Newspaper in Clovis, New Mexico

The Eastern New Mexico News is a daily broadsheet newspaper published in Clovis in Curry County, New Mexico. It was formed in 2016 by the merger of the Clovis News Journal and the Portales News-Tribune. Owner Clovis Media acquired both papers from Freedom Communications in 2012.

==History==
On May 1, 1907, Arthur E. Curren published the first edition of the Clovis News in Clovis, Arizona. The newspaper was Republican affiliated and its motto was "Home First, County Next, and the World Last." Part of his salutatory read: "I do not come before you with any axes to grind nor enemies to punish, but expressly with the sole purpose in view of publishing a news medium that will be a credit to Clovis and Roosevelt County." The News was printed on hand press and its first subscribers were mostly railroad construction workers and surveyors, with some local ranchers.
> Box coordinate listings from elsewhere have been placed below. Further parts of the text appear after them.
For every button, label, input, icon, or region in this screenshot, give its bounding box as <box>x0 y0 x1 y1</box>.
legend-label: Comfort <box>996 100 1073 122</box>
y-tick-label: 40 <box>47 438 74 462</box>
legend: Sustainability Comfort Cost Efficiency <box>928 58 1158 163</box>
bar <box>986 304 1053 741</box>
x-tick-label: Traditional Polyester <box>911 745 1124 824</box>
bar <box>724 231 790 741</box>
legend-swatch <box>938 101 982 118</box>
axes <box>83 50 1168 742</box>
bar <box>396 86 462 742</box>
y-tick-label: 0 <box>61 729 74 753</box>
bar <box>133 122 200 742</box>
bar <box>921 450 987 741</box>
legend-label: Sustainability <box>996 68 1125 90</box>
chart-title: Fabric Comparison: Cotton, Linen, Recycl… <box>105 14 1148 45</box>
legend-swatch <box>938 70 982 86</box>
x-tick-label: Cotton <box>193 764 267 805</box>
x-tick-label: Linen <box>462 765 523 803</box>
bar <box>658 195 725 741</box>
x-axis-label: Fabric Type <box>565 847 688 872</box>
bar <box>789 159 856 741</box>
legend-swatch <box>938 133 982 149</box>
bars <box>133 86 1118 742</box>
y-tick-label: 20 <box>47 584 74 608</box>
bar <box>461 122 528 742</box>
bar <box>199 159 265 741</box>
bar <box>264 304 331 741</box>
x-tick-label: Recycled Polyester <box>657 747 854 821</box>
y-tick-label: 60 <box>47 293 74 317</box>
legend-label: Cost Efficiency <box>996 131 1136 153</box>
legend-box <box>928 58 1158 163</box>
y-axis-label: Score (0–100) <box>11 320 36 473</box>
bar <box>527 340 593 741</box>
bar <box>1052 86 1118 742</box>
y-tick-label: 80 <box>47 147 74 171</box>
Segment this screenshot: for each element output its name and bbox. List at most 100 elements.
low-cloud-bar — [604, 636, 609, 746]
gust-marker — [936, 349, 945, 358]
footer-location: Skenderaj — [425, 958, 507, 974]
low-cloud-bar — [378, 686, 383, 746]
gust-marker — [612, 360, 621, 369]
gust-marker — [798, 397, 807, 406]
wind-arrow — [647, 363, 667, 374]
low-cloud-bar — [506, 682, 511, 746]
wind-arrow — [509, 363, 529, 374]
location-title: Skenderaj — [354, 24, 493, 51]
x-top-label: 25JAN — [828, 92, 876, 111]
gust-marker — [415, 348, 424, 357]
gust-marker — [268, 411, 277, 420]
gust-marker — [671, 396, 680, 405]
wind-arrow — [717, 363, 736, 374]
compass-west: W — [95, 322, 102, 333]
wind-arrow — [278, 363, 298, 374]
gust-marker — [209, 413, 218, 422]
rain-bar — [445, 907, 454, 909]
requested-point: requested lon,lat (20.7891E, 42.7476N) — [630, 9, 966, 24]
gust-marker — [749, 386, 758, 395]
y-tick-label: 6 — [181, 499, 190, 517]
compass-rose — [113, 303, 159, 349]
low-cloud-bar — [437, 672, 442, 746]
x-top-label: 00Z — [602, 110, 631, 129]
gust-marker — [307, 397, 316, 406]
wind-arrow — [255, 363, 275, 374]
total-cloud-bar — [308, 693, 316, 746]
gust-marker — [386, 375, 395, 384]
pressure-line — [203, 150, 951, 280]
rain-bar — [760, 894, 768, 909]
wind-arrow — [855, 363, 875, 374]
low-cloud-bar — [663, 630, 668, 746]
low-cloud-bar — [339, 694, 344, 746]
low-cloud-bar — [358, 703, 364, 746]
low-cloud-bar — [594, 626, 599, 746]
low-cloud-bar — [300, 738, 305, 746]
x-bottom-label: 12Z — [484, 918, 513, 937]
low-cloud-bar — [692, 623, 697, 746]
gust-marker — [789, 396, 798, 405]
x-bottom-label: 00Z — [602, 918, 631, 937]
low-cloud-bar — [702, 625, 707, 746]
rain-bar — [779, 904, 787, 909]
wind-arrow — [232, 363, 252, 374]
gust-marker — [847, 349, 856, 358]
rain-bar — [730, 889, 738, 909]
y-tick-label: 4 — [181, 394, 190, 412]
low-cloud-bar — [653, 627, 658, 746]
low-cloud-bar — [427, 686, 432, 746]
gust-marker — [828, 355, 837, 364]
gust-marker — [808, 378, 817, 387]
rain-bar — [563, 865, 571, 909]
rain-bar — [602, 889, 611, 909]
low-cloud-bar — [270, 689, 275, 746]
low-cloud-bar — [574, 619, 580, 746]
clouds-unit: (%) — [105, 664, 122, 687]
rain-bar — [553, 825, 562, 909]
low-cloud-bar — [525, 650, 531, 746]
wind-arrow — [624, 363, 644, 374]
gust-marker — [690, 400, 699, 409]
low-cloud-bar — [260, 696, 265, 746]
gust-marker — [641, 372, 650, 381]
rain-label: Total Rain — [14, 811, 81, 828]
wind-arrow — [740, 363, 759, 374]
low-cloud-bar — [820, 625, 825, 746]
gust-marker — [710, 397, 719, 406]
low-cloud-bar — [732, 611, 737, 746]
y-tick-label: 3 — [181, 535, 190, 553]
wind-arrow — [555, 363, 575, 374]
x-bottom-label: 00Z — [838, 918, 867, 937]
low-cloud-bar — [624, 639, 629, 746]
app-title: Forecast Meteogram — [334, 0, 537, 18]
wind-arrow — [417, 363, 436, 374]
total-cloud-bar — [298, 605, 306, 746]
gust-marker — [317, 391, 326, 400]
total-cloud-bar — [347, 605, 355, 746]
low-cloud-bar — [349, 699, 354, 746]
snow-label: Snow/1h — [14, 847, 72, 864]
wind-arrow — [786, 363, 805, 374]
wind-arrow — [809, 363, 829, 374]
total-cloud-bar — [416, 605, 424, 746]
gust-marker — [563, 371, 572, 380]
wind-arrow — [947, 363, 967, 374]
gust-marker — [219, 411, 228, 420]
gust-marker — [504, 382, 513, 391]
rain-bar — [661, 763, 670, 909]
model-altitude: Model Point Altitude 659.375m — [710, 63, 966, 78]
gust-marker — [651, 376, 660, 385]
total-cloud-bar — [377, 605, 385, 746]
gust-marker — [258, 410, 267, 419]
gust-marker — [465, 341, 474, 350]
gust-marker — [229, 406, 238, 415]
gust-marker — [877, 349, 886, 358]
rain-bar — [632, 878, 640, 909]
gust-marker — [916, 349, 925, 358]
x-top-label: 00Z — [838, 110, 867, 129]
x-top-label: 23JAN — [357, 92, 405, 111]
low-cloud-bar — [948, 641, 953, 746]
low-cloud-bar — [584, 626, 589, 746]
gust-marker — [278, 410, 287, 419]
In 1909, the News was briefly suspended during "the dull summer season." During that break, Thomas J. Mabry founded a rival paper called the Clovis Journal. In 1910, a fire destroyed the News' printing plant. In 1911, Mabry, then age 26, became the youngest person at that time elected to the New Mexico Senate. H.A. Armstrong then replaced Mabry as editor. In 1912, Mabry almost established another paper in town called the Clovis Call until he bought out W.D. McBee, and then resumed Journal editorship.

Due to financial difficulties, the First Nation Bank of Clovis took control of the Journal from Mabry in 1914 and appointed S.A. Jones as editor. Mabry attempted to reacquire the paper, but instead, in 1915, the bank sold the Journal to A.L. Dillon. Mabry then left the news business and went on to serve as governor and as a state supreme court justice, making him the first to serve in all three branches of government in New Mexico. In 1916, Curren sold the News to Clyde C. Buckingham, who later that year sold it to Edward L. Manson. In 1917, Dillon sold the Journal to Edmund Earnest Hull. In 1921, Curren founded the Clovis Herald, but closed it after a year.

In February 1929, Mack Stanton purchased the News from Manson and the Journal from Hull. That April, the two weekly papers were merged to form a daily called the Clovis News Journal. The Nunn-Warren Publishing Co. acquired the paper from Stanton at the end of the year. J.L. Nunn was president of the company which also published the Roswell Morning Dispatch and Carlsbad Current-Argus. In 1930, former Journal publisher Hull died. In 1931, a new company led by George H. Hill and Nunn's son Gilmore N. Nunn was formed to operate the three New Mexican papers, along with the Raton Range in Texas.

In 1934, Stanton reacquired the News Journal. In 1935, Stanton sold the paper to Raymond C. Hoiles, owner of the Santa Ana Daily Register. In 1938, Stanton died. Holies founded Freedom Communications, which in 1997 purchased the Portales News-Tribune and Quay County Sun in Tucumcari from Southern Newspapers Inc., of Houston. In 2012, Freedom sold its three New Mexican papers to Clovis Media Inc. In 2016, the News Journal and News-Tribune were merged to form The Eastern New Mexico News.